Voter Registration Low as Iraq Mulls Role of Religion

c. 2005 Religion News Service WASHINGTON _ Voter registration for the upcoming vote on Iraq’s constitution was reported as low on Thursday (Aug. 4) as the document continued to undergo changes to de-emphasize the role of Islamic law would play in the new government. More than a quarter-million Iraqis living abroad, who represent the moderate […]

c. 2005 Religion News Service

WASHINGTON _ Voter registration for the upcoming vote on Iraq’s constitution was reported as low on Thursday (Aug. 4) as the document continued to undergo changes to de-emphasize the role of Islamic law would play in the new government.

More than a quarter-million Iraqis living abroad, who represent the moderate vote and many minority religions, will not be permitted to vote Oct. 15 on whether to ratify the constitution.


The revised constitutional draft now includes an amendment allowing individuals to decide whether to be tried by Shariah Islamic law courts or civil courts, said Yonadam Kanna, a Chaldo-Assyrian Christian member of the National Assembly.

“So of course the liberals will go to civil courts and others will choose Shariah courts,” said Kanna, who was elected with the support of expatriate religious minorities.

The National Assembly will meet Friday to discuss remaining key points of federalism and dual citizenship. Dual citizenship is accepted in the current draft but is being challenged by the Sunnis. And future provinces of a federalist state continue to be redefined, with Sunnis fearful of losing Kirkuk to a Kurdish province in the North.

A final draft of the constitution is slated to be unveiled on Aug. 15, said Fareed Ayar, a spokesman for the Electoral Commission, in a telephone interview from Baghdad.
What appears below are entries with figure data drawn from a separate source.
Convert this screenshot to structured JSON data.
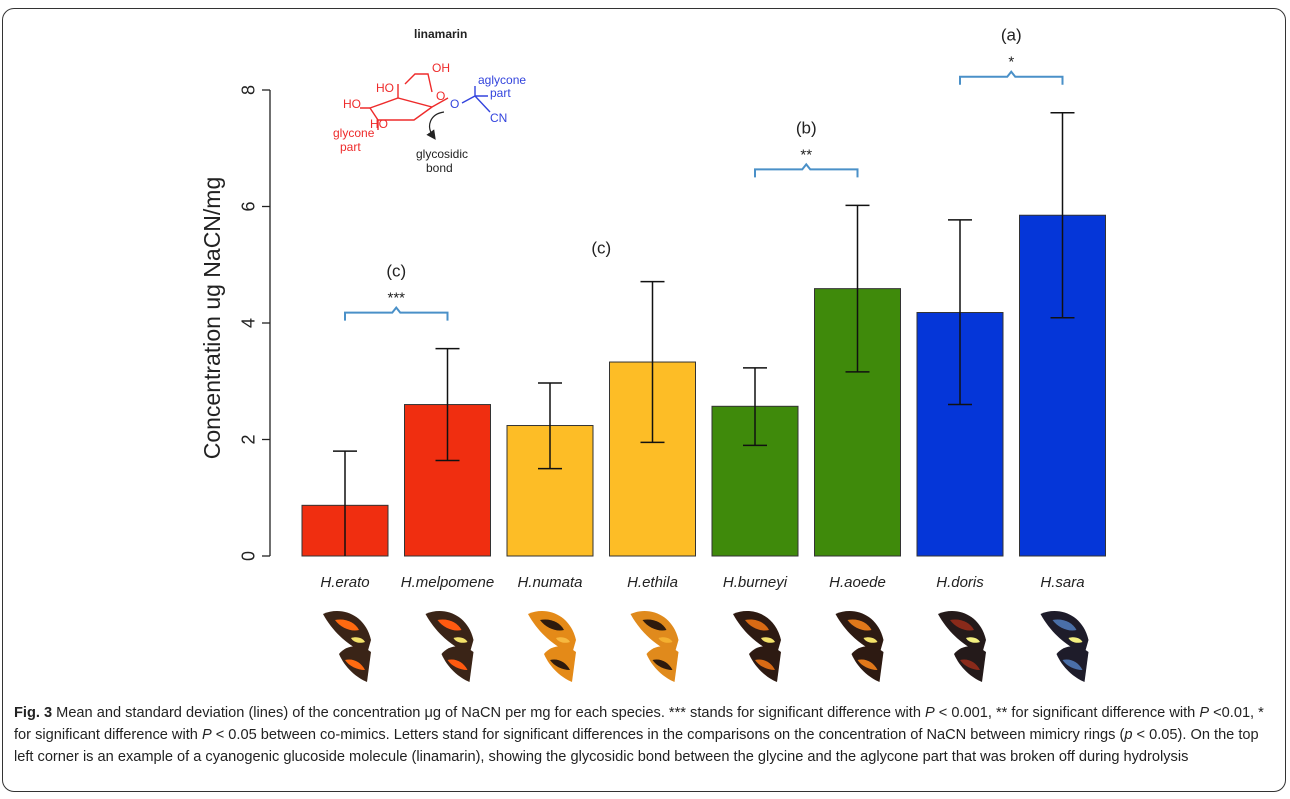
{
  "colors": {
    "ring_red": "#f02e10",
    "ring_orange": "#fdbd26",
    "ring_green": "#3f8a0b",
    "ring_blue": "#0536d8",
    "bracket": "#4a90c8",
    "glycone": "#ee2b2b",
    "aglycone": "#3344dd",
    "text": "#222222"
  },
  "chart_data": {
    "type": "bar",
    "ylabel": "Concentration ug NaCN/mg",
    "ylim": [
      0,
      8
    ],
    "yticks": [
      0,
      2,
      4,
      6,
      8
    ],
    "categories": [
      "H.erato",
      "H.melpomene",
      "H.numata",
      "H.ethila",
      "H.burneyi",
      "H.aoede",
      "H.doris",
      "H.sara"
    ],
    "values": [
      0.87,
      2.6,
      2.24,
      3.33,
      2.57,
      4.59,
      4.18,
      5.85
    ],
    "error_low": [
      0,
      1.64,
      1.5,
      1.95,
      1.9,
      3.16,
      2.6,
      4.09
    ],
    "error_high": [
      1.8,
      3.56,
      2.97,
      4.71,
      3.23,
      6.02,
      5.77,
      7.61
    ],
    "bar_colors": [
      "#f02e10",
      "#f02e10",
      "#fdbd26",
      "#fdbd26",
      "#3f8a0b",
      "#3f8a0b",
      "#0536d8",
      "#0536d8"
    ],
    "wing_icons": [
      "butterfly-wing-erato-icon",
      "butterfly-wing-melpomene-icon",
      "butterfly-wing-numata-icon",
      "butterfly-wing-ethila-icon",
      "butterfly-wing-burneyi-icon",
      "butterfly-wing-aoede-icon",
      "butterfly-wing-doris-icon",
      "butterfly-wing-sara-icon"
    ],
    "brackets": [
      {
        "from": 0,
        "to": 1,
        "stars": "***",
        "letter": "(c)"
      },
      {
        "from": 4,
        "to": 5,
        "stars": "**",
        "letter": "(b)"
      },
      {
        "from": 6,
        "to": 7,
        "stars": "*",
        "letter": "(a)"
      }
    ],
    "group_letters": [
      {
        "from": 2,
        "to": 3,
        "letter": "(c)"
      }
    ],
    "grid": false,
    "legend": "none"
  },
  "molecule": {
    "title": "linamarin",
    "oh_top": "OH",
    "ho_upper": "HO",
    "ho_left": "HO",
    "ho_bottom": "HO",
    "ring_o": "O",
    "bridge_o": "O",
    "cn": "CN",
    "glycone_line1": "glycone",
    "glycone_line2": "part",
    "aglycone_line1": "aglycone",
    "aglycone_line2": "part",
    "bond_line1": "glycosidic",
    "bond_line2": "bond"
  },
  "caption": {
    "label": "Fig. 3",
    "s1": " Mean and standard deviation (lines) of the concentration μg of NaCN per mg for each species. *** stands for significant difference with ",
    "p1": "P",
    "s2": " < 0.001, ** for significant difference with ",
    "p2": "P",
    "s3": " <0.01, * for significant difference with ",
    "p3": "P",
    "s4": " < 0.05 between co-mimics. Letters stand for significant differences in the comparisons on the concentration of NaCN between mimicry rings (",
    "p4": "p",
    "s5": " < 0.05). On the top left corner is an example of a cyanogenic glucoside molecule (linamarin), showing the glycosidic bond between the glycine and the aglycone part that was broken off during hydrolysis"
  }
}
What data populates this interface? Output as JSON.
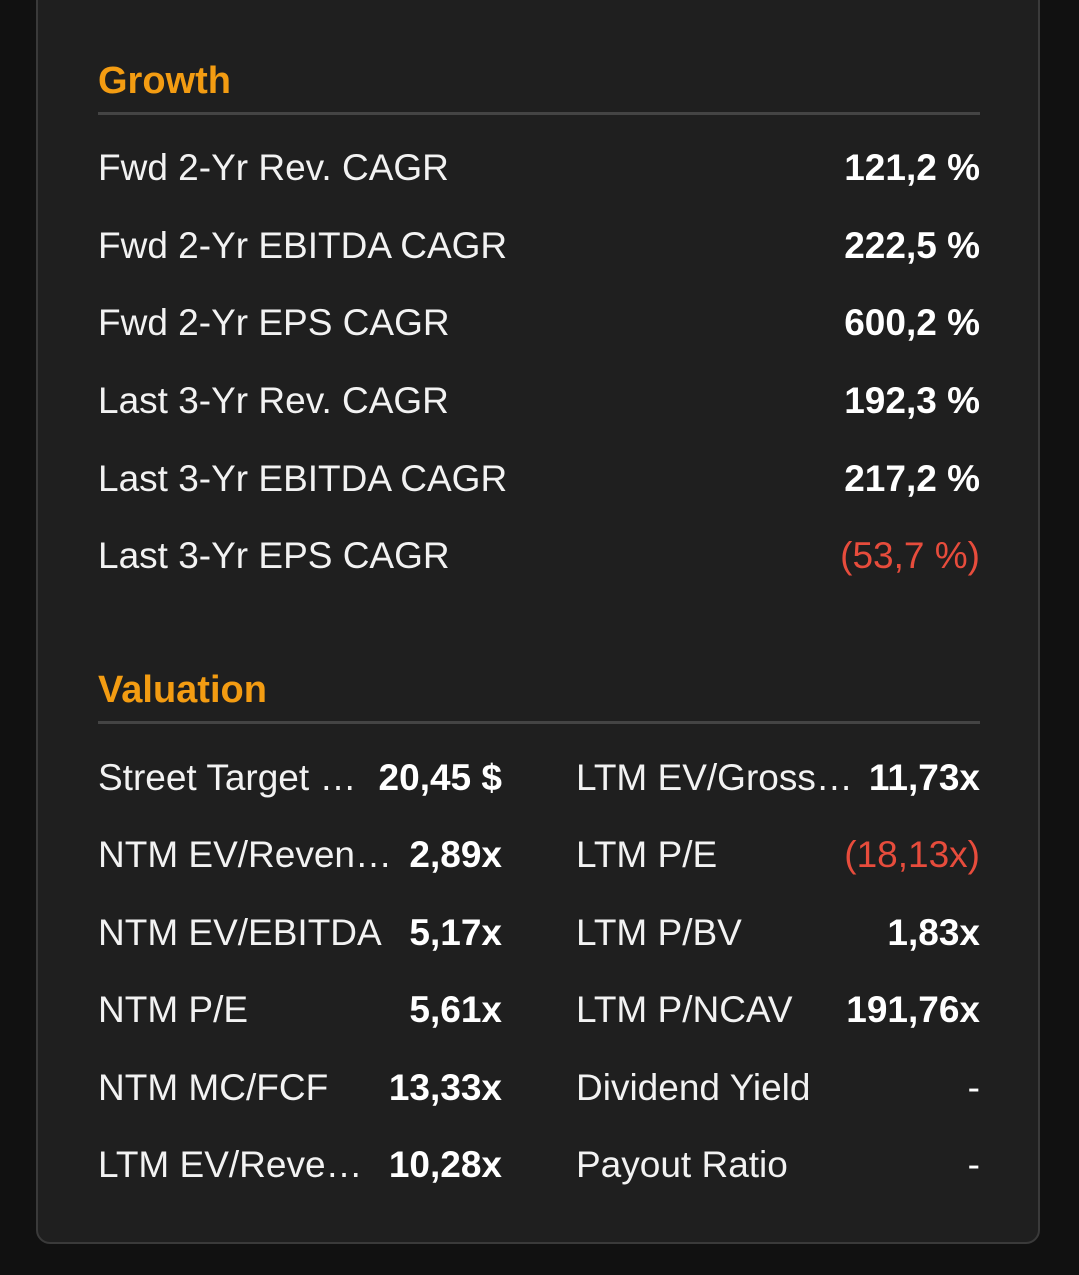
{
  "growth": {
    "title": "Growth",
    "rows": [
      {
        "label": "Fwd 2-Yr Rev. CAGR",
        "value": "121,2 %"
      },
      {
        "label": "Fwd 2-Yr EBITDA CAGR",
        "value": "222,5 %"
      },
      {
        "label": "Fwd 2-Yr EPS CAGR",
        "value": "600,2 %"
      },
      {
        "label": "Last 3-Yr Rev. CAGR",
        "value": "192,3 %"
      },
      {
        "label": "Last 3-Yr EBITDA CAGR",
        "value": "217,2 %"
      },
      {
        "label": "Last 3-Yr EPS CAGR",
        "value": "(53,7 %)"
      }
    ]
  },
  "valuation": {
    "title": "Valuation",
    "left": [
      {
        "label": "Street Target …",
        "value": "20,45 $"
      },
      {
        "label": "NTM EV/Reven…",
        "value": "2,89x"
      },
      {
        "label": "NTM EV/EBITDA",
        "value": "5,17x"
      },
      {
        "label": "NTM P/E",
        "value": "5,61x"
      },
      {
        "label": "NTM MC/FCF",
        "value": "13,33x"
      },
      {
        "label": "LTM EV/Reven…",
        "value": "10,28x"
      }
    ],
    "right": [
      {
        "label": "LTM EV/Gross …",
        "value": "11,73x"
      },
      {
        "label": "LTM P/E",
        "value": "(18,13x)"
      },
      {
        "label": "LTM P/BV",
        "value": "1,83x"
      },
      {
        "label": "LTM P/NCAV",
        "value": "191,76x"
      },
      {
        "label": "Dividend Yield",
        "value": "-"
      },
      {
        "label": "Payout Ratio",
        "value": "-"
      }
    ]
  },
  "colors": {
    "accent": "#f39c12",
    "negative": "#e74c3c",
    "background": "#1f1f1f"
  }
}
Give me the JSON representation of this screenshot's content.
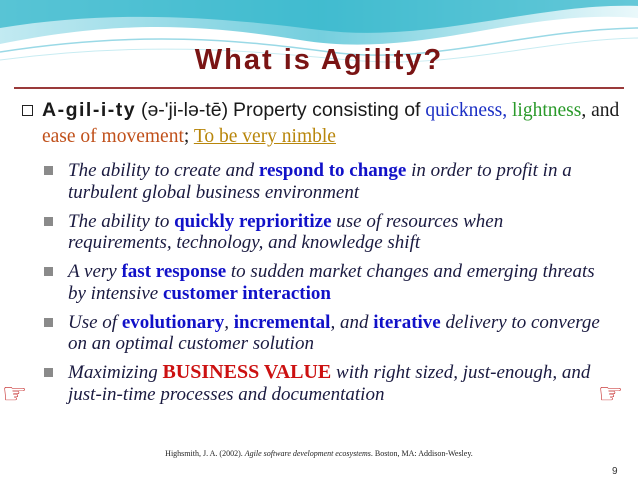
{
  "slide": {
    "title": "What is Agility?",
    "definition": {
      "word": "A-gil-i-ty",
      "pronunciation": "(ə-'ji-lə-tē)",
      "prefix": "Property consisting of",
      "quickness": "quickness,",
      "lightness": "lightness",
      "and": ", and",
      "ease": "ease of movement",
      "semicolon": ";",
      "nimble": "To be very nimble"
    },
    "bullets": [
      {
        "a": "The ability to create and ",
        "h": "respond to change",
        "b": " in order to profit in a turbulent global business environment"
      },
      {
        "a": "The ability to ",
        "h": "quickly reprioritize",
        "b": " use of resources when requirements, technology, and knowledge shift"
      },
      {
        "a": "A very ",
        "h": "fast response",
        "b": " to sudden market changes and emerging threats by intensive ",
        "h2": "customer interaction"
      },
      {
        "a": "Use of ",
        "h": "evolutionary",
        "b": ", ",
        "h2": "incremental",
        "c": ", and ",
        "h3": "iterative",
        "d": " delivery to converge on an optimal customer solution"
      },
      {
        "a": "Maximizing ",
        "h": "BUSINESS VALUE",
        "b": " with right sized, just-enough, and just-in-time processes and documentation"
      }
    ],
    "pointer_icon": "☞",
    "citation": {
      "pre": "Highsmith, J. A. (2002). ",
      "italic": "Agile software development ecosystems",
      "post": ". Boston, MA: Addison-Wesley."
    },
    "page_number": "9",
    "colors": {
      "title": "#7a1414",
      "highlight_blue": "#1111c8",
      "highlight_red": "#cc1111",
      "bullet_gray": "#8a8a8a",
      "wave_teal": "#2bb3c9"
    }
  }
}
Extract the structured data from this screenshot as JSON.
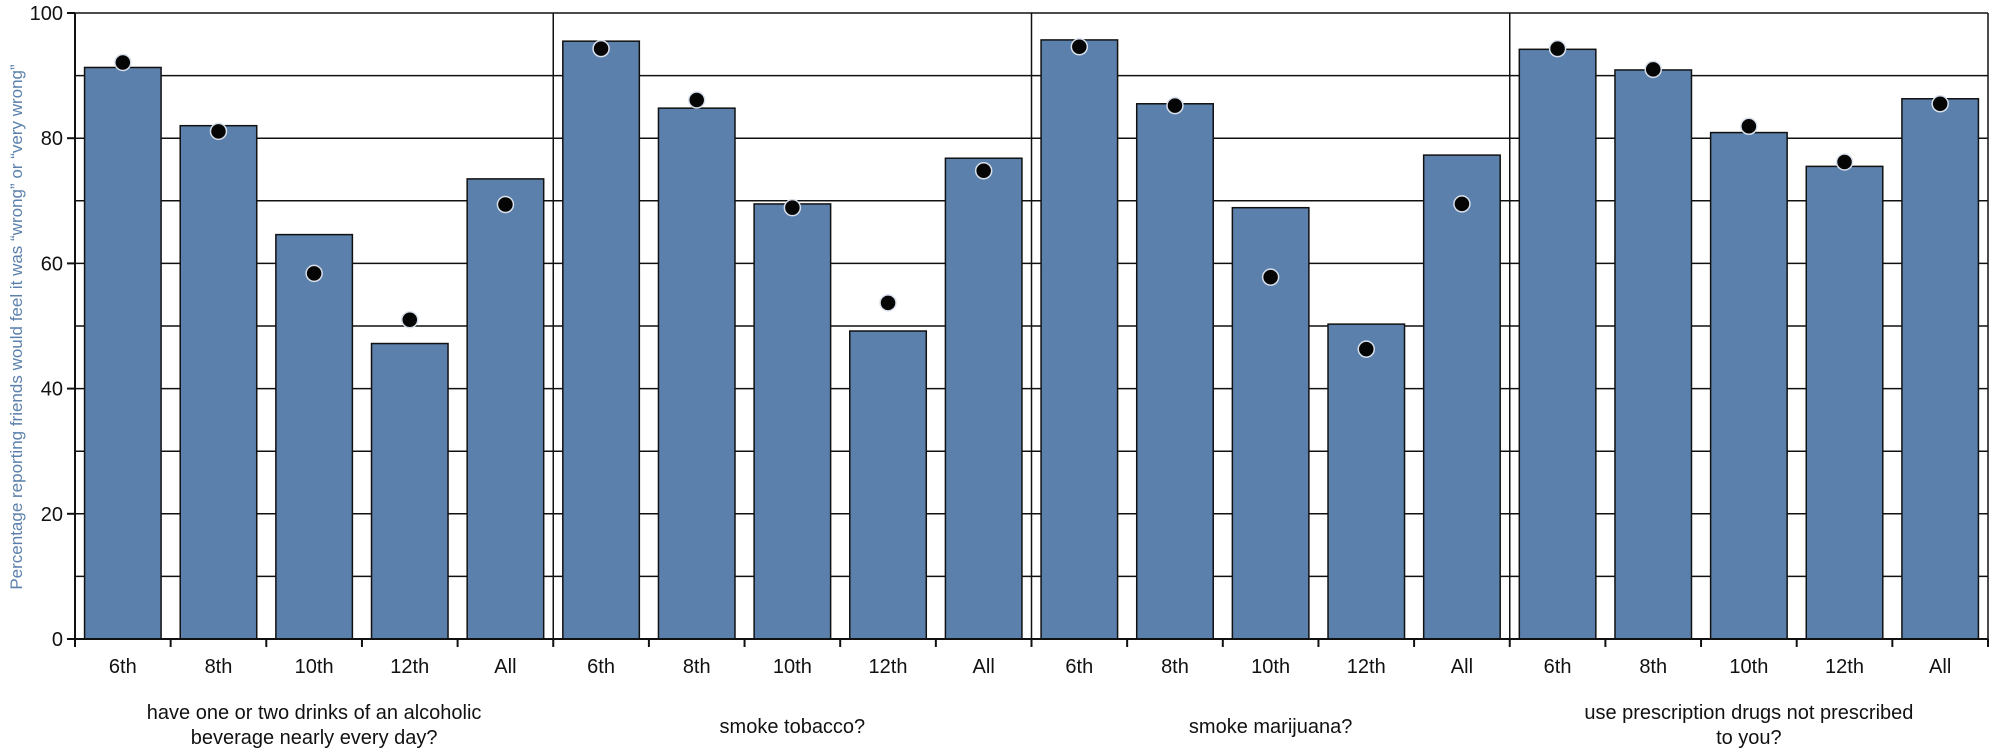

The voter sign-up process that began Wednesday will also serve as the official registration for parliamentary elections which will take place by the end of the year.

Turnout to register to vote on the constitution, which will continue through Aug. 31, was reported to be low at the 550 polling sites. “People don’t know,” Kanna said. Official results were unavailable due to a fire and evacuation in one of the administrative buildings.

While expatriate Iraqis will not be allowed to vote on the constitution in October, Ayar said the commission has not yet decided whether to exclude them in the parliamentary elections. That will “depend on the law of the elections which is now the transitional assembly and then we will decide,” Ayar said.


But no Iraqis outside the country are registering. Nor are they likely to, Ayar said, because the commission spent more than $90 million on the expatriate vote in the Jan. 30 elections and only 250,000 of a projected 1.5 million expatriates actually voted. About 400,000 Iraqis live in the United States.

But the International Organization for Migration, hired to run the out-of-country voting just two months before the election, said it had minimal time to prepare to accommodate voters scattered over 14 countries.

Excluding expatriates from the ratification vote is certain to alienate several minority groups who comprise most of Iraqi exiles. Community leaders said the votes of exiles _ most of them minorities _ counteracted the widespread voter fraud seen in some Iraqi villages last January.

Hunain al Qaddo, an assemblyman and representative of the Shabak _ a minority group whose religion has elements of Islam and Christianity _ said he witnessed the fraud firsthand when ballots never arrived at his village on Jan. 30. He said he and his family walked more than six miles to the next city to vote.

“I contacted the Electoral Commission and complained to everybody but nobody has listened to me,” said the national assemblyman, who held the local Kurdish leadership responsible. “To prevent breaking (in) or forgery, we desperately need these elections to be supervised by the United Nations or a nonaligned party.”

The commission denies all allegations of voter fraud.

“We didn’t get anything official that there was any fraud in any place in the last election, and we will do our best to make our next election very pure,” Ayar said. “We will open all our centers in all our cities of Iraq, including in the Chaldo-Assyrian cities and Sunni areas, too.”


Expatriate groups in the United States, like the Chaldo-Assyrians, are taking preventive measures to ensure the rights of their people back home.

“In the disbursal of aid, so many of our people are in northern Iraq, in what some call Kurdistan,” said Rep. Anna Eshoo, D-Calif., the only Assyrian-American member of Congress. “And because they are such a minority, those that are in charge of the villages control the dollars, and Assyrians are really getting the short end of the stick.”